「おんなのこって なんでできてる？ ～01＊Roses are red, violets are blue～」 (Onna no Ko-tte Nande Dekiteru?)
“Girls, What Are They Made Of? ~01*Roses are red, violets are blue~”
On the surface, it seems like the uplifting calm palette and art style of Hourou Musuko will tell a tale of happiness, life, and a little bit of love. While the latter two might still be true, happiness is nowhere near to be found for the protagonists in this series, leaving only a growing desperation for acceptance.
Hailing from AIC Classic with Aniplex, and airing on Noitamina, Hourou Musuko is the adaptation of an eight-year still running manga. The story begins right from the beginning of middle school, a time in a child’s life where “changes” begin to occur. It’s a rather fragile period, yet exciting, and while most kids find themselves moving along without issue, those with different interests soon realize a terrifying predicament. At a time when “fitting in” is crucial, as anything else may result in unimaginable bullying, Nitori Shuuichi (Hatakeyama Kousuke) finds himself well aware that he is different, hinging on less than a handful of people for support.
It’s hard to tell at times, but Nitori Shuuichi is a boy. A pretty-faced boy to be exact, one that was good enough to model, but quit. Yet, he finds himself wanting to dress as a girl. Dressing as one makes him happy, and getting complimented on his looks makes him happier (probably as a girl). He doesn’t seem to feel like it’s an issue, but his schoolmates might, giving him a dilemma that has plagued him since elementary school. On the other side, Takatsuki Yoshino (Seto Asami) is a girl, except wishing to dress as a boy. I assume she deals with the same issues, but her narration only began near the end, perhaps continuing next episode. I’m not sure if their likeness led to Nitori confessing to Yoshino, but she rejected him, and they hadn’t made up until, well, this episode. Confessing probably screwed up their trio friendship with Chiba Saori, who is implied to have feelings for Nitori. There’s also a ton of supporting characters with past relationships from grade school, and it’s pretty cool to see such a web of relations not only with young kids like these, but actual meaningful bonds that will definitely surface in the coming episodes. Apparently these relationships were developed slowly with the manga, since it started them off as fifth graders, but AIC decided to jump the adaptation to seventh grade, or their start of middle school. I’m not sure how they’re going to deal with skipping so much development, but that might be the reason the first episode was a little hard to follow. Curiously, as I was watching, I wondered if it was more effective if you could tell what gender a character is, or the fact that anime makes it so easy that you can’t. At one point, I was on the verge of losing it to the idea that everyone might be cross dressing. In any case, it definitely dampens the heavy material presented here, as character appearances become less of a concern than the focus of central themes.
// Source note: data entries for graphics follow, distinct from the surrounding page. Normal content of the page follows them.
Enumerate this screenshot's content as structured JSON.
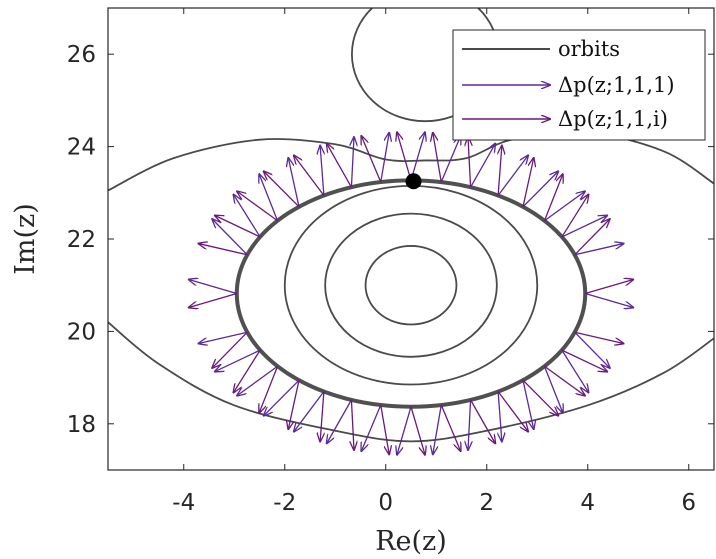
{
  "chart_data": {
    "type": "line",
    "xlabel": "Re(z)",
    "ylabel": "Im(z)",
    "xlim": [
      -5.5,
      6.5
    ],
    "ylim": [
      17,
      27
    ],
    "xticks": [
      -4,
      -2,
      0,
      2,
      4,
      6
    ],
    "yticks": [
      18,
      20,
      22,
      24,
      26
    ],
    "xtick_labels": [
      "-4",
      "-2",
      "0",
      "2",
      "4",
      "6"
    ],
    "ytick_labels": [
      "18",
      "20",
      "22",
      "24",
      "26"
    ],
    "legend_position": "top-right",
    "colors": {
      "orbits": "#4a4a4a",
      "arrows_a": "#5a2a9a",
      "arrows_b": "#6a1a7a"
    },
    "legend": [
      {
        "label": "orbits",
        "kind": "line"
      },
      {
        "label": "Δp(z;1,1,1)",
        "kind": "arrow"
      },
      {
        "label": "Δp(z;1,1,i)",
        "kind": "arrow"
      }
    ],
    "orbits": [
      {
        "type": "ellipse",
        "cx": 0.5,
        "cy": 21.0,
        "rx": 0.9,
        "ry": 0.85
      },
      {
        "type": "ellipse",
        "cx": 0.5,
        "cy": 21.0,
        "rx": 1.7,
        "ry": 1.55
      },
      {
        "type": "ellipse",
        "cx": 0.5,
        "cy": 21.0,
        "rx": 2.5,
        "ry": 2.15
      },
      {
        "type": "ellipse",
        "cx": 0.5,
        "cy": 20.82,
        "rx": 3.45,
        "ry": 2.45,
        "thick": true
      },
      {
        "type": "circle",
        "cx": 0.78,
        "cy": 26.0,
        "r": 1.45
      },
      {
        "type": "separatrix",
        "points": [
          [
            -5.5,
            23.05
          ],
          [
            -4.2,
            23.75
          ],
          [
            -2.5,
            24.15
          ],
          [
            -1.0,
            24.05
          ],
          [
            0.0,
            23.72
          ],
          [
            0.78,
            23.7
          ],
          [
            1.6,
            23.75
          ],
          [
            2.5,
            24.15
          ],
          [
            4.0,
            24.3
          ],
          [
            5.5,
            23.9
          ],
          [
            6.5,
            23.2
          ]
        ]
      },
      {
        "type": "separatrix",
        "points": [
          [
            -5.5,
            20.2
          ],
          [
            -4.5,
            19.3
          ],
          [
            -3.0,
            18.4
          ],
          [
            -1.0,
            17.85
          ],
          [
            0.5,
            17.62
          ],
          [
            2.0,
            17.85
          ],
          [
            4.0,
            18.4
          ],
          [
            5.5,
            19.1
          ],
          [
            6.5,
            19.85
          ]
        ]
      }
    ],
    "marker": {
      "x": 0.55,
      "y": 23.25,
      "color": "#000000"
    },
    "arrow_base_angles_deg": [
      260,
      270,
      280,
      250,
      290,
      240,
      300,
      230,
      310,
      220,
      320,
      210,
      330,
      200,
      340,
      180,
      0,
      160,
      20,
      150,
      30,
      140,
      40,
      130,
      50,
      120,
      60,
      110,
      70,
      100,
      80,
      90
    ]
  }
}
The problems were presented, characters were introduced, and there seems to be a ton of things to develop, equating to a potentially great story here. The whole episode flowed really well, as the characters were introduced cleverly using a class setting, following with conflicts and histories in the middle, and eventually reaching a climax of the truth in how Nitori feels, closing with the two mains mending their friendship. In terms of story telling, Musuko was definitely one of the best I’ve seen this season. The unique animation style works well, and the bright colors look great, especially in the night scenes, where the contrast really shows. There’s a ton of gorgeous sakura petal scenes, and it definitely makes the show very attractive for onlookers and watchers, but the plot isn’t something to scoff at either. Given the source material already doing well, there’s a high chance Musuko will turn into a great show this season, if not the rest of 2011. I also don’t usually have much to say about background music, but Musuko’s piano tracks were brilliant when setting a mood. I do have a weak spot for soft piano music though.
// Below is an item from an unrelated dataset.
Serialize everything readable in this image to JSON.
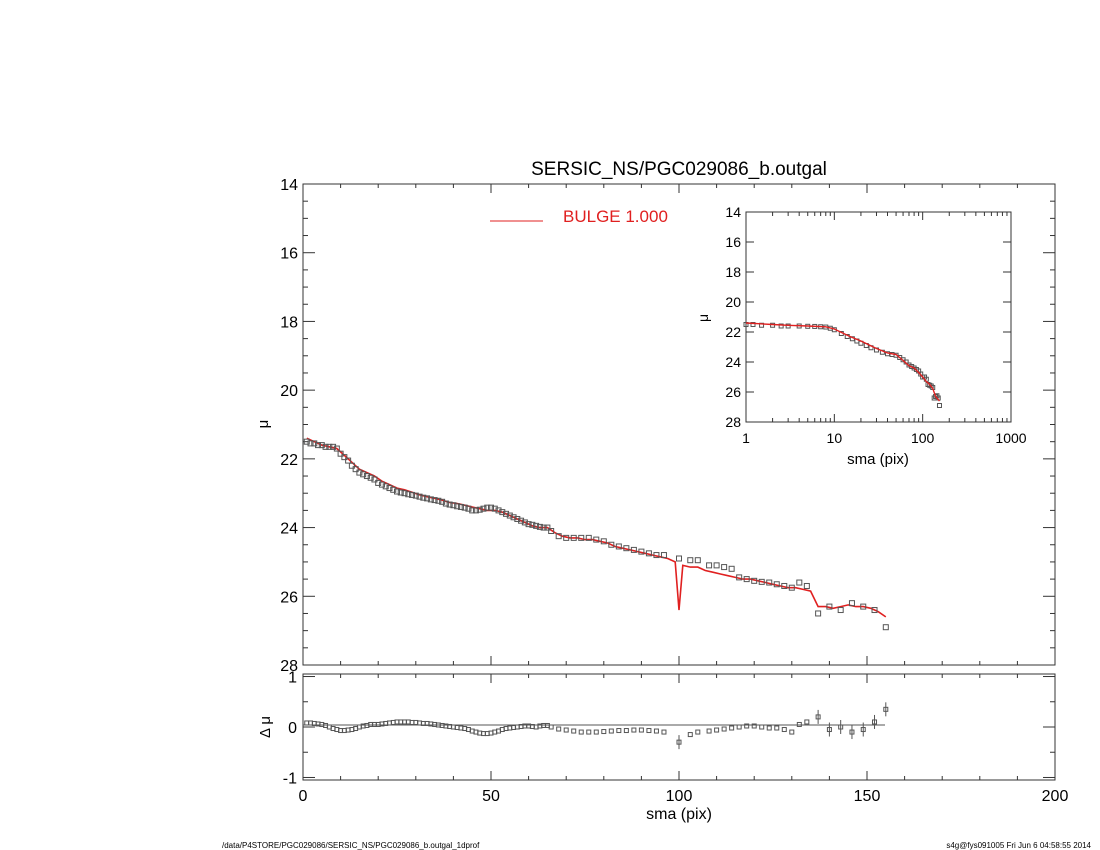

Even though its playful appearance says otherwise, Musuko is a realistic series, dealing with real problems, and with the right direction and development as the weeks wear on, arguably real people. To put it in another perspective, it’s like a live action drama in the medium of anime. While I’m sure drama fans have no qualms dealing with this kind of show, casual viewers may walk in expecting something completely different. So to let you know now, Musuko will generally be a serious series, but it will be a good series. People should try it out for some new experiences and maybe broaden their tastes. Who knows, you may end up with some new feelings you never knew you had.